Cardiff Sunshine

Britania Dwihana
Chapter #3

Cardiff Sunshine in the Winter

Januari 2015. Satu semester telah berlalu dan Mila sudah pulang kembali ke Jakarta. Sebelum ia pulang, aku memberikannya seuntai gelang batu berwarna hijau kenang-kenangan dari Cardiff, sebagai terima kasihku karena telah memberikan banyak support pada masa-masa awal kepindahanku. Aku pun mendoakannya agar ia segera bertemu dengan jodoh yang terbaik dan sukses dengan karir barunya.

Cardiff merupakan kota yang sering hujan. Di musim dingin seperti ini, sangat jarang sekali turun salju. Hal ini dikarenakan UK merupakan pulau kecil yang terpisah dengan daratan Eropa. Karena bentuknya pulau yang terpisah dengan lautan maka daratan UK lebih hangat daripada daratan Eropa sehingga tidak turun salju, dan lebih banyak turun hujan. Namun, di tengah-tengah hujan lebat dan gerimis, terkadang suka terselip cahaya matahari yang terik dan menghangatkan tubuh.

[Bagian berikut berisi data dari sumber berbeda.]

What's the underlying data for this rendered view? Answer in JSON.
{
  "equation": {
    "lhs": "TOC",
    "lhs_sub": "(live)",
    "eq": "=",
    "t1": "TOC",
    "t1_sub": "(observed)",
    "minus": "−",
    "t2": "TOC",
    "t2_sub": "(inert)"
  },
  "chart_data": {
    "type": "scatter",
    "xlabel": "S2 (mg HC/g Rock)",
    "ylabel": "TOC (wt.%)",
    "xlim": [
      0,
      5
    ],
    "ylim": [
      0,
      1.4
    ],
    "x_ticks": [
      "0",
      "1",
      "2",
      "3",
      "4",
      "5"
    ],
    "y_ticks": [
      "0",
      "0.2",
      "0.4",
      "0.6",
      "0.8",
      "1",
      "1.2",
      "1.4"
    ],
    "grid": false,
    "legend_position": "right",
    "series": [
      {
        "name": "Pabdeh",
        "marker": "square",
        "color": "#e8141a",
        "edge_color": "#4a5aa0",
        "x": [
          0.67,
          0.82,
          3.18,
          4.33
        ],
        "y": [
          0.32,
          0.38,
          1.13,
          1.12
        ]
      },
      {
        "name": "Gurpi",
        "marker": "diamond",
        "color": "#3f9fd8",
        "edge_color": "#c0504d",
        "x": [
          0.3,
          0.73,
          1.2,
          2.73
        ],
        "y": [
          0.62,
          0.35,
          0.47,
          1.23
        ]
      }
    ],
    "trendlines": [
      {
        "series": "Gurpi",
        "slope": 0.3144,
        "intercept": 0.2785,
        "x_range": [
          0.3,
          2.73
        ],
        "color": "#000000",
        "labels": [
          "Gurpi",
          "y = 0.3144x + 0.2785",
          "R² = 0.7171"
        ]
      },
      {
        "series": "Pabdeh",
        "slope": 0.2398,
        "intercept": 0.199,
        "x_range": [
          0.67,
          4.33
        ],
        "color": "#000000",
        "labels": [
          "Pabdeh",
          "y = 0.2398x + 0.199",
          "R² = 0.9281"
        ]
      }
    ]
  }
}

Saat ini musim dingin dan suhu diluar sekitar 2-3 derajat celsius. Dalam dua semester pertama di CARBS, aku harus mengikuti kelas wajib yang mengajarkan metode-metode penelitian. Siang ini aku sedang mengerjakan tugas di meja kerjaku di kantor PhD LOM. Aku senang menatap jendela di depan meja kerjaku, aku senang menatap jendela apapun. Ibuku pernah bilang bahwa sedari kecil aku memang suka ‘bengong’. Dari jendela di mejaku, aku bisa melihat kereta yang sangat dekat melewati gedung kampusku, perumahan dikejauhan serta awan putih dilangit yang biru pada cuaca cerah.

Meja kerjaku ini diberikan kepadaku dari kakak kelas yang baru saja lulus sidang PhD ketika angkatanku baru masuk. “Alhamdulillah, aku dapat meja kerja dari seseorang yang berhasil lulus, mudah-mudahan pertanda baik untukku,” ucapku dalam hati. Namun, yang lebih aku senangi dari meja ini adalah karena terdapat jendela untuk melihat pemandangan di depannya. Jika mataku sudah lelah memandang layar laptopku dan layar komputer kantorku, maka aku tinggal menggeser pandanganku sedikit pada jendela tersebut.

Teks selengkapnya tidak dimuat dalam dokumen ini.